I think I’ve received hundreds of emails in the last three days, each explaining how every company who ever captured my contact information is dealing with COVID-19. Through the course of the last week, we’ve gone from hand sanitizer and disinfecting wipes to weeks-long store closures and self-isolation. For a lot of companies, this is a crash course in crisis communications. Most score in the C+ to D range.
Since many of us are running through potential worst-case scenarios in our heads anyway, here’s a list of the best ways to alienate your customers with one email during difficult times. Don’t worry—I don’t name names.
1. Try to be funny
Look, I have a dark sense of humor. Sometimes I even cope with trying times by making jokes. I’m not looking to a corporation to do that for me and, even if you somehow manage to make *me* laugh in the darkest of times, you risk pissing off 98% of your client base who don’t share my refined and sophisticated idea of what is—and isn’t—amusing.
2. Throw your employees under the bus
If you want my business after a crisis, whether it’s a global pandemic or just a run-of-the-mill PR nightmare, make sure I don’t read any headlines about how you laid off half your workforce or slashed their benefits for the sake of corporate profits or total shareholder value. I understand better than anyone that you don’t want your company to go under, but people come first and the people who depend on you for a paycheck are more important than shareholders. In fact, the companies that have contacted me and let me know in writing that their employees would continue to be paid during a closure are the ones I’ll remember and continue to frequent when things are back to our new normal.

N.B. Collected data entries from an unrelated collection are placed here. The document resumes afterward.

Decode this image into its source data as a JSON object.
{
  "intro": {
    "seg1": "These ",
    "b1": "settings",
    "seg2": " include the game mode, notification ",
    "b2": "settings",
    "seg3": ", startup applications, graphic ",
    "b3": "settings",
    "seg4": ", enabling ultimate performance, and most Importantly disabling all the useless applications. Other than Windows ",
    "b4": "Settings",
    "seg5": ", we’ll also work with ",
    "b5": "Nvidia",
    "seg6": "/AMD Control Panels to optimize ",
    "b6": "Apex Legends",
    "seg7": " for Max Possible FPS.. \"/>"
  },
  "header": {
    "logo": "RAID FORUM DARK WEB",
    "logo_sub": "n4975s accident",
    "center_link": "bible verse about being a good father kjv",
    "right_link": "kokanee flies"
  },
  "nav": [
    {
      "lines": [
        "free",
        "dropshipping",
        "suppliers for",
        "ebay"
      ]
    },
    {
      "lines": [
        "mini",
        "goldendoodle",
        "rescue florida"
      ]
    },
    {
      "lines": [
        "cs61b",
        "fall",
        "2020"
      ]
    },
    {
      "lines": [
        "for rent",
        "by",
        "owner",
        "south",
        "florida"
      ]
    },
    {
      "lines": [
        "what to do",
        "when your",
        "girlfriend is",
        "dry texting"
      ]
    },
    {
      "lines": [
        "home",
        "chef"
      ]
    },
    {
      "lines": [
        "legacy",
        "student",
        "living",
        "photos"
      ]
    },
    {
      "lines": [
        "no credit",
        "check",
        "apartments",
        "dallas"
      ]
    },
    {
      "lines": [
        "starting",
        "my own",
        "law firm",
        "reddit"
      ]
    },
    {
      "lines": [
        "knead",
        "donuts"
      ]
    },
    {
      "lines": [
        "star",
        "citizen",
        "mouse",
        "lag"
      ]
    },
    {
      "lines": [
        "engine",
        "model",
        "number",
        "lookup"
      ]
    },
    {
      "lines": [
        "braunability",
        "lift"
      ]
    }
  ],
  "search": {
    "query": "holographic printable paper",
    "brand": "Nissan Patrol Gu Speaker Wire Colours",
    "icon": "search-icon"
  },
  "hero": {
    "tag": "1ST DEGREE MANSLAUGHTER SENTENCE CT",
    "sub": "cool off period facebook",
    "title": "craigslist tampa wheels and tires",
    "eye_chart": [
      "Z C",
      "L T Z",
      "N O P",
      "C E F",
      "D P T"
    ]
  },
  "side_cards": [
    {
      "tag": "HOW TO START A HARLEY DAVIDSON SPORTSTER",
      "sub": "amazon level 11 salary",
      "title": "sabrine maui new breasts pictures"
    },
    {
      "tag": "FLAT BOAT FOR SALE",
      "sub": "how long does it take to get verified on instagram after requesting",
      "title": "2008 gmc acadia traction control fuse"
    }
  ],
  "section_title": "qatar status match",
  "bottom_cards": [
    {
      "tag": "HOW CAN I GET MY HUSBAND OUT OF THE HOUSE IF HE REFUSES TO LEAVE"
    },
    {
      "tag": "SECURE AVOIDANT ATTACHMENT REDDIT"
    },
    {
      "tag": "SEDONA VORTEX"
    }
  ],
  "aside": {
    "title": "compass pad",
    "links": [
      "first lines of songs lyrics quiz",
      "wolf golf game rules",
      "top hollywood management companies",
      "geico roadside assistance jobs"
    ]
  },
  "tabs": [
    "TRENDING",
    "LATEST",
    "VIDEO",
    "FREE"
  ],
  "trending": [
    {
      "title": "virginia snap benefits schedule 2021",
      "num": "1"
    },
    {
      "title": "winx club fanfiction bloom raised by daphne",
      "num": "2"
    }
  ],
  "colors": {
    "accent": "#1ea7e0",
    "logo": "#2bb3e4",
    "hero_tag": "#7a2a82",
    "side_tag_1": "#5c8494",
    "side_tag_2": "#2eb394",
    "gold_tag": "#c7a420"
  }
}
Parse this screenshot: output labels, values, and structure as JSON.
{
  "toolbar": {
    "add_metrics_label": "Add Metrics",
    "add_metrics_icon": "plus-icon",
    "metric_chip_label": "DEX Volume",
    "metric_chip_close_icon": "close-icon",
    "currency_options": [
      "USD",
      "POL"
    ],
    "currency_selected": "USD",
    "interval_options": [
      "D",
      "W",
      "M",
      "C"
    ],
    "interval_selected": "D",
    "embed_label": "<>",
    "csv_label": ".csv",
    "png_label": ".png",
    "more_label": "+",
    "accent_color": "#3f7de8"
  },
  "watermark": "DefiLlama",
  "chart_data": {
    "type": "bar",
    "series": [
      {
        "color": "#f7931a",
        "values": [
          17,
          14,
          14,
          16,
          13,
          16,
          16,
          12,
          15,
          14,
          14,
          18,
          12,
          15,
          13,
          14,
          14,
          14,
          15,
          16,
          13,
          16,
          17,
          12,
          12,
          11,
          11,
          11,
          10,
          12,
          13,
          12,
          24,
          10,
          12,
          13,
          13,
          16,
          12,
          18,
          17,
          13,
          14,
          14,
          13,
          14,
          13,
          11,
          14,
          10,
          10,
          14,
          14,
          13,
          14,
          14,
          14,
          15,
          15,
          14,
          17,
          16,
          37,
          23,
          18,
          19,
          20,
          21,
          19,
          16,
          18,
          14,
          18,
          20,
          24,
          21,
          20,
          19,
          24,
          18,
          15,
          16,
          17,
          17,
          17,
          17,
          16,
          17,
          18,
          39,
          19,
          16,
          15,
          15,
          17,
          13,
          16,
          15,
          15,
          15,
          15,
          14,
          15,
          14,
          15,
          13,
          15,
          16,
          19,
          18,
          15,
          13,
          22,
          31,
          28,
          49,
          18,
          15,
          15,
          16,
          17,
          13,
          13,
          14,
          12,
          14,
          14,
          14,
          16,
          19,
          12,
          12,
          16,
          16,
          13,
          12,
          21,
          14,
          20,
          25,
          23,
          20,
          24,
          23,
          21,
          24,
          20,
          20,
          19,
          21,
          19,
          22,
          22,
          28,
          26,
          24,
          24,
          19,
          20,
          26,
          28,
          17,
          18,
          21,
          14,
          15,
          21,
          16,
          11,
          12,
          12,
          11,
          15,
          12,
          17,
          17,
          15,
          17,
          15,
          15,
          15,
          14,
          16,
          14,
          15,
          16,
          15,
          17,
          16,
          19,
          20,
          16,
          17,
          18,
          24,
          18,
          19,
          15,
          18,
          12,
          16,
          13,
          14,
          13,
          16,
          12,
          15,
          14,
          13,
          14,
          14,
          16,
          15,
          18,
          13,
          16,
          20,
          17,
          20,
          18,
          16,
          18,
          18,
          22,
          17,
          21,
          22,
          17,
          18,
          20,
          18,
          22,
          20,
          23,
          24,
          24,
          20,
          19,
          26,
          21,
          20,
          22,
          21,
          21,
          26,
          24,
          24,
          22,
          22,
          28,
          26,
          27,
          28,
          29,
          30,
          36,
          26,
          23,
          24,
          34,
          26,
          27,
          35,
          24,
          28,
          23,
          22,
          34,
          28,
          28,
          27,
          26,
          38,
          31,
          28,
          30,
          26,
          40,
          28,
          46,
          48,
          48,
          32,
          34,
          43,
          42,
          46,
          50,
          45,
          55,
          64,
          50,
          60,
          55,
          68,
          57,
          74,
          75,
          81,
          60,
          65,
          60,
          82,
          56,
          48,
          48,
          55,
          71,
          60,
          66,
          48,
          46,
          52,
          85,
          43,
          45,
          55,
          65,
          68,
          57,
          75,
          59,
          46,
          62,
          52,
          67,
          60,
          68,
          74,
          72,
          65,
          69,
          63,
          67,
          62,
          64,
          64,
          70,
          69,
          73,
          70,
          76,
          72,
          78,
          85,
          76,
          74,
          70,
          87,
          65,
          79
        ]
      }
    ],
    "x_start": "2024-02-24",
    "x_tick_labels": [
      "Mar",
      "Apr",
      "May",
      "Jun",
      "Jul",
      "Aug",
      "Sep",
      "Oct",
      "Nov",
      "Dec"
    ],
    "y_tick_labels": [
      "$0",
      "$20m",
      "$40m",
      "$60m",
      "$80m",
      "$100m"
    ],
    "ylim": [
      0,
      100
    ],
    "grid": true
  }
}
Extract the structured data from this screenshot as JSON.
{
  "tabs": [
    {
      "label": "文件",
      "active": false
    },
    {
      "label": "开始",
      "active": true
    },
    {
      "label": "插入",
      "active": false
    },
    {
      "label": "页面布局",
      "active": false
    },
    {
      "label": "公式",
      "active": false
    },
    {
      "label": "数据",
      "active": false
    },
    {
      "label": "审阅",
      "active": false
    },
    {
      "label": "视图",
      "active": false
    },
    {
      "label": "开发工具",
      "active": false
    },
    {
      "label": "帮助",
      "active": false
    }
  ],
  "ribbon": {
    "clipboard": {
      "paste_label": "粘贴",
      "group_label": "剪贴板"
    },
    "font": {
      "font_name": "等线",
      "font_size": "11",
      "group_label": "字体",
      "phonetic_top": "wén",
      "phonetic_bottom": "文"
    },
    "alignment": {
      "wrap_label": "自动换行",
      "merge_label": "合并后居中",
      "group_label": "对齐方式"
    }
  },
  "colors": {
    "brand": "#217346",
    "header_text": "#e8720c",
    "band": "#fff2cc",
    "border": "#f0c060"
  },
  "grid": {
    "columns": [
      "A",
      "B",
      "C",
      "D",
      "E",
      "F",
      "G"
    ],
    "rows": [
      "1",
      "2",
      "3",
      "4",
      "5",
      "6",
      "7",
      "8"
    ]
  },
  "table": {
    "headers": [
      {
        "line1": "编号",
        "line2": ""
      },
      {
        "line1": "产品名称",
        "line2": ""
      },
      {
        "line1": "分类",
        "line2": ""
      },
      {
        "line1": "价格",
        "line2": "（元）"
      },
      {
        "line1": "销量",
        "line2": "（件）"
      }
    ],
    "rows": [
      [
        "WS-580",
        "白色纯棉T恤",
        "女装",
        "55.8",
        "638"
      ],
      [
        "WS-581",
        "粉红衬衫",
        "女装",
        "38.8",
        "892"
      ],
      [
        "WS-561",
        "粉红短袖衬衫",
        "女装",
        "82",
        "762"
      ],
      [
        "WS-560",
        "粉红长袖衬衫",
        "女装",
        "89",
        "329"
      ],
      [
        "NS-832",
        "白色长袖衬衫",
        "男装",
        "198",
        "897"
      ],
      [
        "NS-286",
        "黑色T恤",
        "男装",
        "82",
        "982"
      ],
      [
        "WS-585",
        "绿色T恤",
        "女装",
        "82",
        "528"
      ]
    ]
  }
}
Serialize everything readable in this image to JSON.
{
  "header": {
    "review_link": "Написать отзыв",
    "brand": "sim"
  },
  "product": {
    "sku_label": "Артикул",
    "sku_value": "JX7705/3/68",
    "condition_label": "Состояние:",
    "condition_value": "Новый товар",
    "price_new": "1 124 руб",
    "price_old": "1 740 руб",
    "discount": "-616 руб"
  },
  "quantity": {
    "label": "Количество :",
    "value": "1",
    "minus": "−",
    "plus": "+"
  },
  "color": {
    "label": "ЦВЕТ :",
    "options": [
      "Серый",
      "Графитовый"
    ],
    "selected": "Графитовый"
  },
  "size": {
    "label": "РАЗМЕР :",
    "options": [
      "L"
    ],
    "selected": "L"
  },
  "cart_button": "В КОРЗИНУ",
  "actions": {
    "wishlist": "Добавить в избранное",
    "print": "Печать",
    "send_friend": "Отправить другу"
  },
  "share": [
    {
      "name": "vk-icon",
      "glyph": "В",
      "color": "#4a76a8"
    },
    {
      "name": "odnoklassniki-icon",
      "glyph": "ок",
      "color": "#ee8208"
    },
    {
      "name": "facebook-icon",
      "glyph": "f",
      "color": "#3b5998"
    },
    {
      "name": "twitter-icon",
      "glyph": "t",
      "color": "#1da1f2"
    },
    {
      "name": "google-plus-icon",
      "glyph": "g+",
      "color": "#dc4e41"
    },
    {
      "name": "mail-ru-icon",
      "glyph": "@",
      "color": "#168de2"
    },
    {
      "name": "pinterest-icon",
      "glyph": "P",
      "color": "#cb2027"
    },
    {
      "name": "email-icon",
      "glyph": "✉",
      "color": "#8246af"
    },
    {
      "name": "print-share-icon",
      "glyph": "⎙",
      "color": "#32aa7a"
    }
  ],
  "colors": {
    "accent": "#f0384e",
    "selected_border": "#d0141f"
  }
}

Every time a customer hears from you, consider it a moment of truth. Remind them why they like your company and why they continue to stay on your mailing list.
3. Keep your automated marketing and ads turned on
If I get a completely tone-deaf email or a happy-go-lucky social media ad when everyday life is crumbling around us, I will think less of your company. I know whoever is in charge of social media at your company just forgot to pause automated emails and the corporate social feed, but like it or not, your business now looks completely clueless.
4. Don’t even try to keep my business
More than one brand has been killed by a crisis. Every time a customer hears from you, consider it a moment of truth. Remind them why they like your company and why they continue to stay on your mailing list. And if you don’t have a real update, consider the adage that less is more. Everyone is being inundated with emails, texts and other communications so if you don’t have anything new to say, it’s OK to stay quiet.
5. Forget your humanity
Communications, even the corporate kind, have to start with people. If taking care of your employees is the foundation of your messaging and communications strategy, you will be able to weather the storm. A people-first philosophy builds loyalty not just from your staff but from your customers, and it just so happens to be the right thing to do. It might even help you sleep better at night.